As the lucky among us are packing their books for the beach, it’s time to ask: Is multiculturalism just a benign way to broaden our horizons or is multiculturalism, as defined by its advocates, positively pernicious?


Naturally, you’ll want to answer this question before deciding which books to toss into your portmanteau. 


New Criterion editor Roger Kimball argues that multiculturalism, far from pleasant and improving, is hostile to western values.


In a piece headlined “Institutionalizing Our Demise: America versus Multiculturalism,” Kimball  that “what generally travels under the name of ’multiculturalism’ is really a form of mono-cultural animus directed against the dominant culture.”


“In essence,” Kimball continues, “as [historian Samuel] Huntington notes, multiculturalism is ’anti-European’ civilization. ’It is basically an anti-Western ideology.’ The multiculturalists claim to be fostering a progressive cultural cosmopolitanism distinguished by superior sensitivity to the downtrodden and dispossessed. In fact, they encourage an orgy of self-flagellating liberal guilt as impotent as it is insatiable. The ’sensitivity’ of the multiculturalist is an index not of moral refinement but of moral vacuousness. As the French essayist Pascal Bruckner observed, “An overblown conscience is an empty conscience.”

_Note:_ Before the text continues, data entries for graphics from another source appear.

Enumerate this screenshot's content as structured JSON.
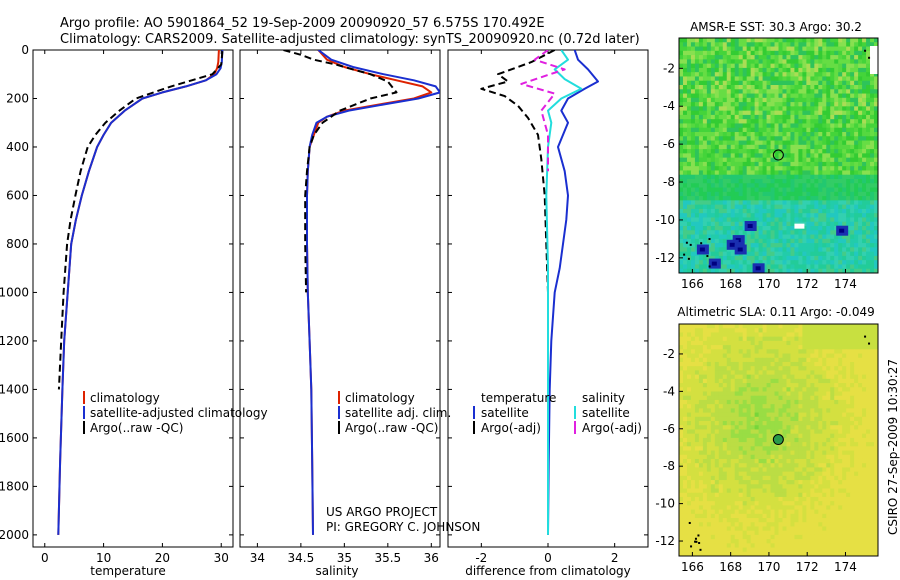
{
  "header": {
    "line1": "Argo profile: AO 5901864_52 19-Sep-2009 20090920_57 6.575S 170.492E",
    "line2": "Climatology: CARS2009. Satellite-adjusted climatology: synTS_20090920.nc (0.72d later)"
  },
  "side_label": "CSIRO 27-Sep-2009 10:30:27",
  "credit": {
    "line1": "US ARGO PROJECT",
    "line2": "PI: GREGORY C. JOHNSON"
  },
  "colors": {
    "climatology": "#dd2200",
    "satellite": "#1a2fd0",
    "argo": "#000000",
    "salinity_satellite": "#22dddd",
    "salinity_argo": "#e020e0"
  },
  "chart_data": [
    {
      "type": "line",
      "id": "temperature",
      "xlabel": "temperature",
      "ylabel": "",
      "xlim": [
        -2,
        32
      ],
      "ylim": [
        2050,
        0
      ],
      "y_inverted": true,
      "xticks": [
        0,
        10,
        20,
        30
      ],
      "yticks": [
        0,
        200,
        400,
        600,
        800,
        1000,
        1200,
        1400,
        1600,
        1800,
        2000
      ],
      "legend": [
        "climatology",
        "satellite-adjusted climatology",
        "Argo(..raw -QC)"
      ],
      "series": [
        {
          "name": "climatology",
          "style": "solid",
          "x": [
            29.6,
            29.5,
            29.3,
            28.8,
            27.4,
            24.0,
            20.0,
            16.6,
            13.6,
            11.3,
            10.0,
            8.9,
            7.5,
            6.3,
            5.3,
            4.5,
            3.9,
            3.3,
            3.0,
            2.6,
            2.3
          ],
          "y": [
            0,
            50,
            75,
            100,
            125,
            150,
            175,
            200,
            250,
            300,
            350,
            400,
            500,
            600,
            700,
            800,
            1000,
            1200,
            1400,
            1700,
            2000
          ]
        },
        {
          "name": "satellite-adjusted climatology",
          "style": "solid",
          "x": [
            30.2,
            30.1,
            29.9,
            29.2,
            27.4,
            24.0,
            20.0,
            16.6,
            13.6,
            11.3,
            10.0,
            8.9,
            7.5,
            6.3,
            5.3,
            4.5,
            3.9,
            3.3,
            3.0,
            2.6,
            2.3
          ],
          "y": [
            0,
            50,
            75,
            100,
            125,
            150,
            175,
            200,
            250,
            300,
            350,
            400,
            500,
            600,
            700,
            800,
            1000,
            1200,
            1400,
            1700,
            2000
          ]
        },
        {
          "name": "Argo(..raw -QC)",
          "style": "dashed",
          "x": [
            30.2,
            30.0,
            28.5,
            25.0,
            21.5,
            18.5,
            15.5,
            12.7,
            10.3,
            8.6,
            7.3,
            6.1,
            5.2,
            4.4,
            3.8,
            3.2,
            2.8,
            2.4
          ],
          "y": [
            5,
            60,
            100,
            125,
            150,
            175,
            200,
            250,
            300,
            350,
            400,
            500,
            600,
            700,
            800,
            1000,
            1200,
            1400
          ]
        }
      ]
    },
    {
      "type": "line",
      "id": "salinity",
      "xlabel": "salinity",
      "ylabel": "",
      "xlim": [
        33.8,
        36.1
      ],
      "ylim": [
        2050,
        0
      ],
      "y_inverted": true,
      "xticks": [
        34,
        34.5,
        35,
        35.5,
        36
      ],
      "legend": [
        "climatology",
        "satellite adj. clim.",
        "Argo(..raw -QC)"
      ],
      "series": [
        {
          "name": "climatology",
          "style": "solid",
          "x": [
            34.7,
            34.8,
            35.0,
            35.3,
            35.6,
            35.9,
            36.0,
            35.8,
            35.4,
            35.0,
            34.8,
            34.7,
            34.65,
            34.6,
            34.58,
            34.57,
            34.57,
            34.58,
            34.6,
            34.62,
            34.63,
            34.64
          ],
          "y": [
            0,
            40,
            70,
            100,
            125,
            150,
            175,
            200,
            225,
            250,
            275,
            300,
            350,
            400,
            500,
            600,
            800,
            1000,
            1200,
            1400,
            1700,
            2000
          ]
        },
        {
          "name": "satellite adj. clim.",
          "style": "solid",
          "x": [
            34.7,
            34.85,
            35.1,
            35.45,
            35.8,
            36.05,
            36.1,
            35.85,
            35.45,
            35.05,
            34.8,
            34.68,
            34.63,
            34.6,
            34.58,
            34.57,
            34.57,
            34.58,
            34.6,
            34.62,
            34.63,
            34.64
          ],
          "y": [
            0,
            40,
            70,
            100,
            125,
            150,
            175,
            200,
            225,
            250,
            275,
            300,
            350,
            400,
            500,
            600,
            800,
            1000,
            1200,
            1400,
            1700,
            2000
          ]
        },
        {
          "name": "Argo(..raw -QC)",
          "style": "dashed",
          "x": [
            34.3,
            34.5,
            34.65,
            34.9,
            35.1,
            35.3,
            35.5,
            35.6,
            35.3,
            34.95,
            34.75,
            34.65,
            34.6,
            34.57,
            34.55,
            34.55,
            34.56
          ],
          "y": [
            0,
            20,
            40,
            60,
            80,
            100,
            130,
            175,
            200,
            250,
            300,
            350,
            400,
            500,
            600,
            800,
            1000
          ]
        }
      ]
    },
    {
      "type": "line",
      "id": "difference",
      "xlabel": "difference from climatology",
      "ylabel": "",
      "xlim": [
        -3,
        3
      ],
      "ylim": [
        2050,
        0
      ],
      "y_inverted": true,
      "xticks": [
        -2,
        0,
        2
      ],
      "legend": [
        "temperature",
        "satellite",
        "Argo(-adj)",
        "salinity",
        "satellite",
        "Argo(-adj)"
      ],
      "series": [
        {
          "name": "temperature satellite",
          "style": "solid",
          "color_key": "satellite",
          "x": [
            0.8,
            0.9,
            1.2,
            1.5,
            1.1,
            0.6,
            0.4,
            0.6,
            0.3,
            0.5,
            0.6,
            0.55,
            0.45,
            0.35,
            0.2,
            0.1,
            0.05,
            0.02,
            0.0
          ],
          "y": [
            0,
            40,
            80,
            130,
            160,
            200,
            250,
            300,
            400,
            500,
            600,
            700,
            800,
            900,
            1000,
            1200,
            1400,
            1700,
            2000
          ]
        },
        {
          "name": "temperature Argo(-adj)",
          "style": "dashed",
          "color_key": "argo",
          "x": [
            0.2,
            -0.5,
            -1.5,
            -1.2,
            -2.0,
            -1.3,
            -0.9,
            -0.6,
            -0.3,
            -0.2,
            -0.1,
            -0.05,
            0.0,
            0.0
          ],
          "y": [
            0,
            50,
            100,
            130,
            160,
            190,
            230,
            280,
            350,
            450,
            600,
            800,
            1000,
            1400
          ]
        },
        {
          "name": "salinity satellite",
          "style": "solid",
          "color_key": "salinity_satellite",
          "x": [
            0.4,
            0.6,
            0.2,
            0.5,
            1.0,
            0.4,
            0.0,
            0.1,
            0.0,
            -0.05,
            0.0,
            0.0,
            0.0
          ],
          "y": [
            0,
            40,
            80,
            120,
            160,
            200,
            250,
            300,
            400,
            600,
            900,
            1400,
            2000
          ]
        },
        {
          "name": "salinity Argo(-adj)",
          "style": "dashed",
          "color_key": "salinity_argo",
          "x": [
            0.0,
            -0.4,
            0.5,
            -0.8,
            0.2,
            -0.2,
            0.0,
            0.0
          ],
          "y": [
            0,
            40,
            80,
            140,
            180,
            250,
            350,
            500
          ]
        }
      ]
    },
    {
      "type": "heatmap",
      "id": "sst_map",
      "title": "AMSR-E SST: 30.3 Argo: 30.2",
      "xlim": [
        165.3,
        175.7
      ],
      "ylim": [
        -12.8,
        -0.4
      ],
      "xticks": [
        166,
        168,
        170,
        172,
        174
      ],
      "yticks": [
        -2,
        -4,
        -6,
        -8,
        -10,
        -12
      ],
      "argo_position": [
        170.492,
        -6.575
      ]
    },
    {
      "type": "heatmap",
      "id": "sla_map",
      "title": "Altimetric SLA: 0.11 Argo: -0.049",
      "xlim": [
        165.3,
        175.7
      ],
      "ylim": [
        -12.8,
        -0.4
      ],
      "xticks": [
        166,
        168,
        170,
        172,
        174
      ],
      "yticks": [
        -2,
        -4,
        -6,
        -8,
        -10,
        -12
      ],
      "argo_position": [
        170.492,
        -6.575
      ]
    }
  ]
}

Kimball’s piece is the tenth in a series on America and American institutions in the twenty-first century that will be published as collection this fall by Encounter Books.


Not in time for the beach, alas, but the thoughtful folks at Encounterhttp already have the ideal beach bag book for Inkwell readers–the tantalizingly entitled “Anti-Chomsky Reader,” edited by David Horowitz and Peter Collier.


From the promo copy: “According to the Chicago Tribune, Chomsky is ‘the most cited living author’ and ranks just below Plato and Sigmund Freud among the most cited authors of all time. While acknowledging that he is reviled in some quarters for his ferocious anti-Americanism and cavalier relationship with the factual record, a recent New Yorker profile calls Chomsky ‘one of the greatest minds of the 20th century.'”  


Inkwell loves the idea of an anti-reader about an anti-American!